One of my favorite colors is lime green. My parents allowed me to choose the paint color in my bedroom when I was four – I chose lime green. Lime green Skittles were my favorite until they foolheartedly changed that flavor to a sickly apple green (I sent them a strongly worded email voicing my displeasure). Perhaps most important of all, my dad once owned a Grabber Lime 1971 Mustang Mach 1 that initiated a fascination with that combination of color and model that continues today. All of these things caught up with me on October 10th, when I saw this Grabber Lime Ecoboost Mustang on a dealer lot in Northern Michigan.
Grabber Lime is a one-year color – it has been cancelled for 2021. Therefore, the date I mentioned above is of paramount importance to my not-that-interesting tale. I decided that I wanted a Grabber Lime Mustang with one option – the “Black Accent Package,” which includes blacked out trim and wheels. A modern car comes with more than I need anyway.
Next, I visited Ford’s website to spec out that particular model, and followed it up with a message to a large Ford dealership in Ann Arbor, and a dealer more local to me. Only Ann Arbor responded, but they informed me that the order bank had closed for 2020, and it would be basically impossible to trade for a car such as the one I wanted. And that was that.
I know I would have liked the car itself – my mom and dad currently drive a 2018 Ecoboost Premium in black that they’ve let me drive several times. Dad hasn’t been without a Mustang in his name since he was 20 or so.
This is Dad with his Mach 1, cutting a period-stylish figure. The Mustang was a 351 Cleveland four-barrel car, and anyone who appreciates big Mustangs can see why I fell in love with pictures of it at a young age. Unfortunately, Dad traded it in on a ’74 Gran Torino Elite a couple years before I was born.

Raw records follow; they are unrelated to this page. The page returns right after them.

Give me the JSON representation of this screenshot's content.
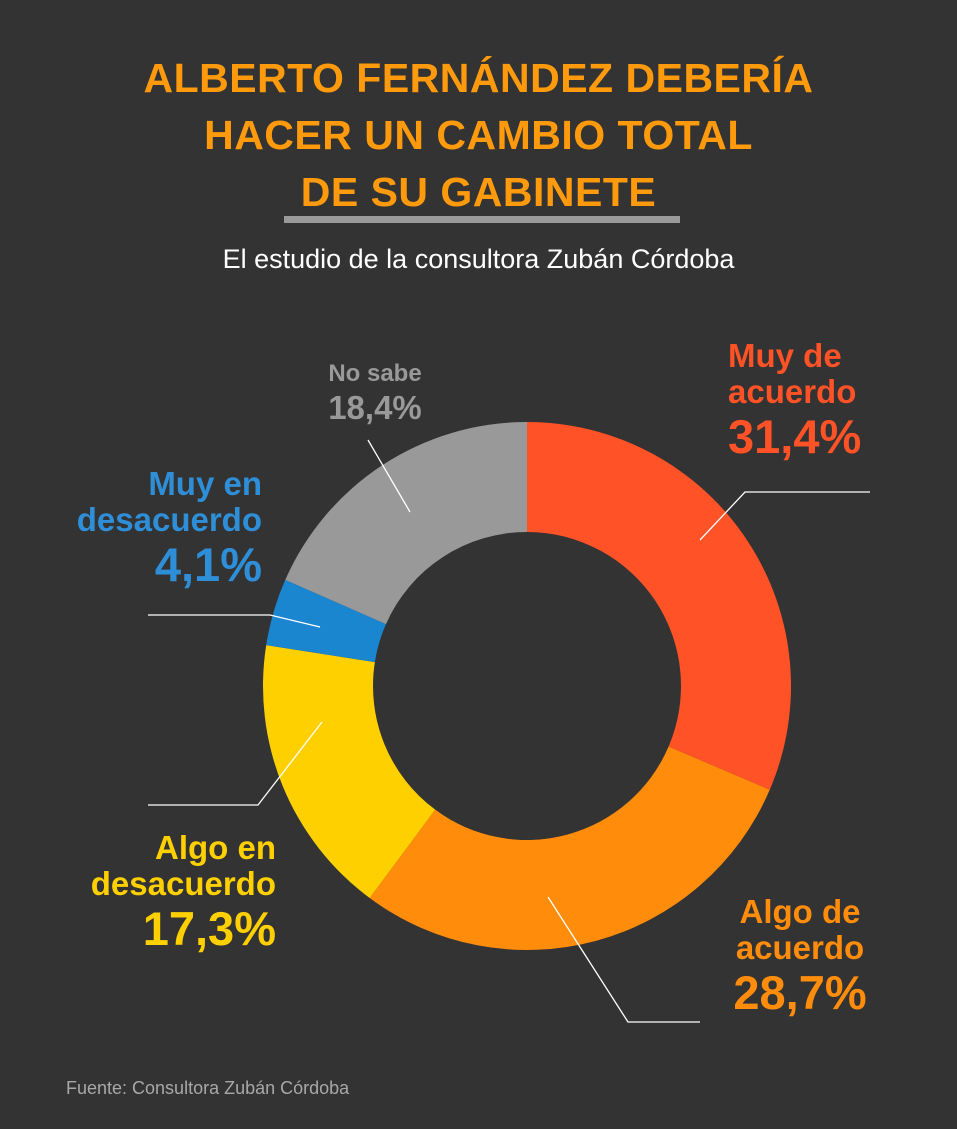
{
  "chart_data": {
    "type": "pie",
    "variant": "donut",
    "title": "ALBERTO FERNÁNDEZ DEBERÍA HACER UN CAMBIO TOTAL DE SU GABINETE",
    "title_lines": [
      "ALBERTO FERNÁNDEZ DEBERÍA",
      "HACER UN CAMBIO TOTAL",
      "DE SU GABINETE"
    ],
    "subtitle": "El estudio de la consultora Zubán Córdoba",
    "source": "Fuente: Consultora Zubán Córdoba",
    "slices": [
      {
        "label": "Muy de acuerdo",
        "label_lines": [
          "Muy de",
          "acuerdo"
        ],
        "value": 31.4,
        "value_label": "31,4%",
        "color": "#FF5226"
      },
      {
        "label": "Algo de acuerdo",
        "label_lines": [
          "Algo de",
          "acuerdo"
        ],
        "value": 28.7,
        "value_label": "28,7%",
        "color": "#FF8C0A"
      },
      {
        "label": "Algo en desacuerdo",
        "label_lines": [
          "Algo en",
          "desacuerdo"
        ],
        "value": 17.3,
        "value_label": "17,3%",
        "color": "#FFD000"
      },
      {
        "label": "Muy en desacuerdo",
        "label_lines": [
          "Muy en",
          "desacuerdo"
        ],
        "value": 4.1,
        "value_label": "4,1%",
        "color": "#1A86D0"
      },
      {
        "label": "No sabe",
        "label_lines": [
          "No sabe"
        ],
        "value": 18.4,
        "value_label": "18,4%",
        "color": "#999999"
      }
    ]
  }
}
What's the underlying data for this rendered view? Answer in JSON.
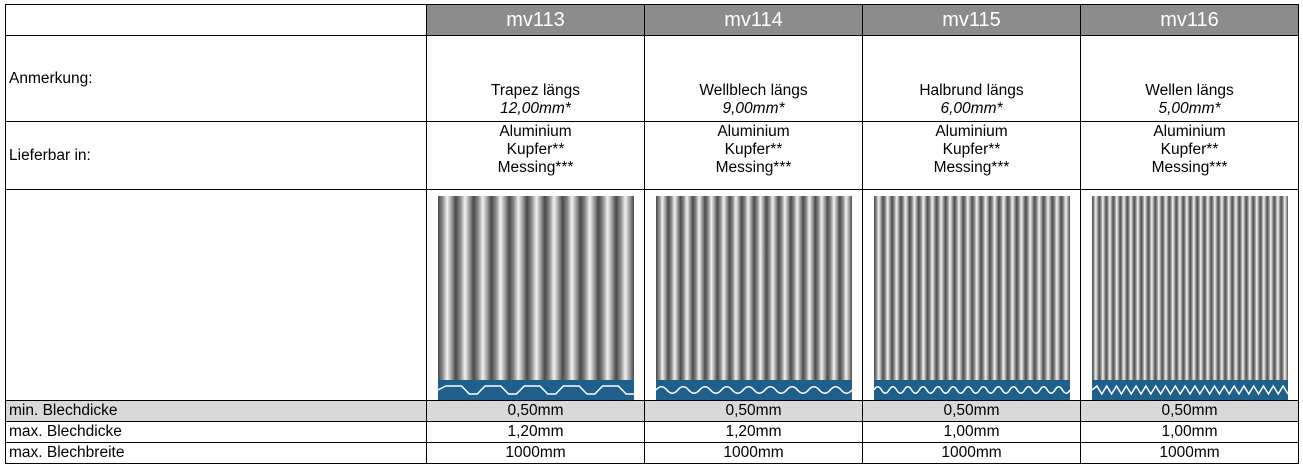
{
  "header": {
    "products": [
      "mv113",
      "mv114",
      "mv115",
      "mv116"
    ],
    "header_bg": "#8c8c8c"
  },
  "rows": {
    "note": {
      "label": "Anmerkung:",
      "values": [
        {
          "name": "Trapez längs",
          "size": "12,00mm*"
        },
        {
          "name": "Wellblech längs",
          "size": "9,00mm*"
        },
        {
          "name": "Halbrund längs",
          "size": "6,00mm*"
        },
        {
          "name": "Wellen längs",
          "size": "5,00mm*"
        }
      ]
    },
    "availability": {
      "label": "Lieferbar in:",
      "materials": [
        "Aluminium",
        "Kupfer**",
        "Messing***"
      ]
    },
    "images": {
      "alt": [
        "mv113",
        "mv114",
        "mv115",
        "mv116"
      ],
      "profile_bar_color": "#1f5f8b"
    },
    "min_thickness": {
      "label": "min. Blechdicke",
      "values": [
        "0,50mm",
        "0,50mm",
        "0,50mm",
        "0,50mm"
      ]
    },
    "max_thickness": {
      "label": "max. Blechdicke",
      "values": [
        "1,20mm",
        "1,20mm",
        "1,00mm",
        "1,00mm"
      ]
    },
    "max_width": {
      "label": "max. Blechbreite",
      "values": [
        "1000mm",
        "1000mm",
        "1000mm",
        "1000mm"
      ]
    }
  }
}
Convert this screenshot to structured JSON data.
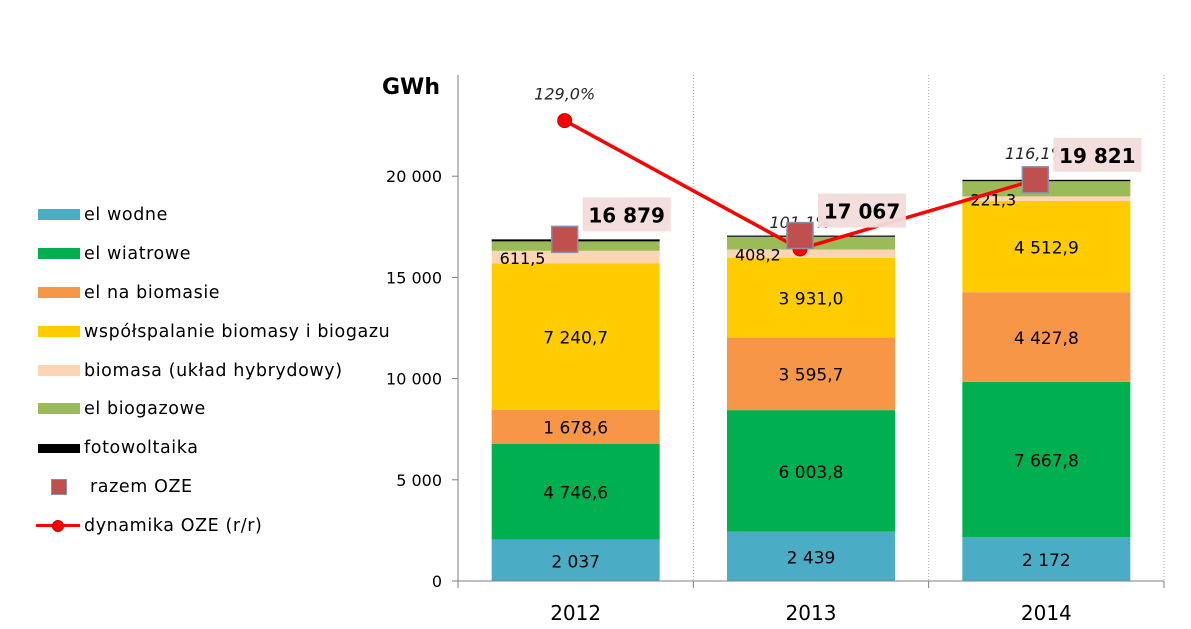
{
  "chart_data": {
    "type": "bar",
    "stacked": true,
    "unit_label": "GWh",
    "categories": [
      "2012",
      "2013",
      "2014"
    ],
    "ylim": [
      0,
      25000
    ],
    "yticks": [
      0,
      5000,
      10000,
      15000,
      20000
    ],
    "ytick_labels": [
      "0",
      "5 000",
      "10 000",
      "15 000",
      "20 000"
    ],
    "grid": "vertical-dotted",
    "legend_position": "left",
    "series": [
      {
        "name": "el wodne",
        "color": "#4bacc6",
        "values": [
          2037,
          2439,
          2172
        ],
        "labels": [
          "2 037",
          "2 439",
          "2 172"
        ]
      },
      {
        "name": "el wiatrowe",
        "color": "#00b050",
        "values": [
          4746.6,
          6003.8,
          7667.8
        ],
        "labels": [
          "4 746,6",
          "6 003,8",
          "7 667,8"
        ]
      },
      {
        "name": "el na biomasie",
        "color": "#f79646",
        "values": [
          1678.6,
          3595.7,
          4427.8
        ],
        "labels": [
          "1 678,6",
          "3 595,7",
          "4 427,8"
        ]
      },
      {
        "name": "współspalanie biomasy i biogazu",
        "color": "#ffcc00",
        "values": [
          7240.7,
          3931.0,
          4512.9
        ],
        "labels": [
          "7 240,7",
          "3 931,0",
          "4 512,9"
        ]
      },
      {
        "name": "biomasa (układ hybrydowy)",
        "color": "#fcd5b4",
        "values": [
          611.5,
          408.2,
          221.3
        ],
        "labels": [
          "611,5",
          "408,2",
          "221,3"
        ]
      },
      {
        "name": "el biogazowe",
        "color": "#9bbb59",
        "values": [
          465,
          631,
          751
        ],
        "labels": [
          "",
          "",
          ""
        ]
      },
      {
        "name": "fotowoltaika",
        "color": "#000000",
        "values": [
          100,
          58,
          68
        ],
        "labels": [
          "",
          "",
          ""
        ]
      }
    ],
    "totals": {
      "name": "razem OZE",
      "color": "#c0504d",
      "values": [
        16879,
        17067,
        19821
      ],
      "labels": [
        "16 879",
        "17 067",
        "19 821"
      ]
    },
    "dynamics": {
      "name": "dynamika OZE (r/r)",
      "color": "#ff0000",
      "values": [
        129.0,
        101.1,
        116.1
      ],
      "labels": [
        "129,0%",
        "101,1%",
        "116,1%"
      ]
    }
  }
}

Digression about a strange coincidence: Dad’s Mustang almost certainly met its fate in the early 1980s at the hands of my wife’s stepfather of all people, who owned a rusty lime green Mach 1 while he was in high school near where we live. He said it was a 351 four-barrel, and he grenaded the engine. By that time, it had developed some significant natural body ventilation.
Here are my mom and my older cousin posing with the Mach 1 (with my uncle’s ’66 GTO in the background). My mom’s wearing a “Photographer Official 1968 Speedway” shirt from the Indy 500 – my grandpa was a loyal Indy Car fan, an amateur photographer, and an employee at the local newspaper; he attended the 500 most years and must have wrangled the shirt somehow. Mom, by the way, has her own Mustang history; in fact, I’ve been driving her old car for years.

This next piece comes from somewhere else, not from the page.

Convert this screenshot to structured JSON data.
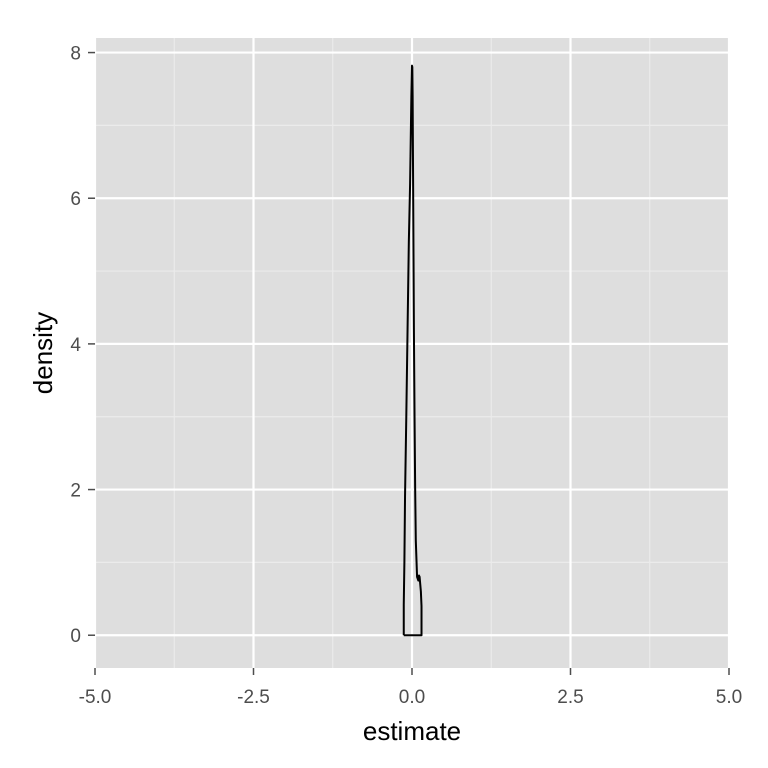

Here’s the whole Mach 1 for good measure. My dad sometimes tells the story of driving the car to Florida in December 1972 for his and Mom’s honeymoon. He left his snow tires on the back, and someone down south complimented his “nice mudgrips.” He still gets a chuckle out of that one.
I hope you now can see why I was so tempted by a modern version of my dad’s old car. Here’s an example of what I was looking for in a new one (but this one’s an automatic that’s now sold). My dad would obviously have been happy with my new purchase had it happened, but all might be for the best anyway.
Around the same time that this Mustang business was going on, I had decided that I’m finally going to buy a ’63 or ’64 Riviera, price be damned (within reason). All this Mustang money would have interfered with what is really something I need to do; I’ve wanted an early Riv for almost 20 years and there’s no reason for me not to have one by now.
Therefore, I’ll keep commuting in my 2012 manual-transmission Focus SE, the only car I’ve bought new, pictured here when I bought it in November 2011. It’s fine. It only has 90,000 miles and gets 35+ miles per gallon, not to mention the fact that it’s bait for the salt anyway. Fans of this website will know that I have a seven antique car menagerie at my disposal for fun. Regardless, missing out on the Mustang hurts a little, as missed opportunities always do. If I’m lucky, my new old Riviera, wherever it is, will help alleviate the pain.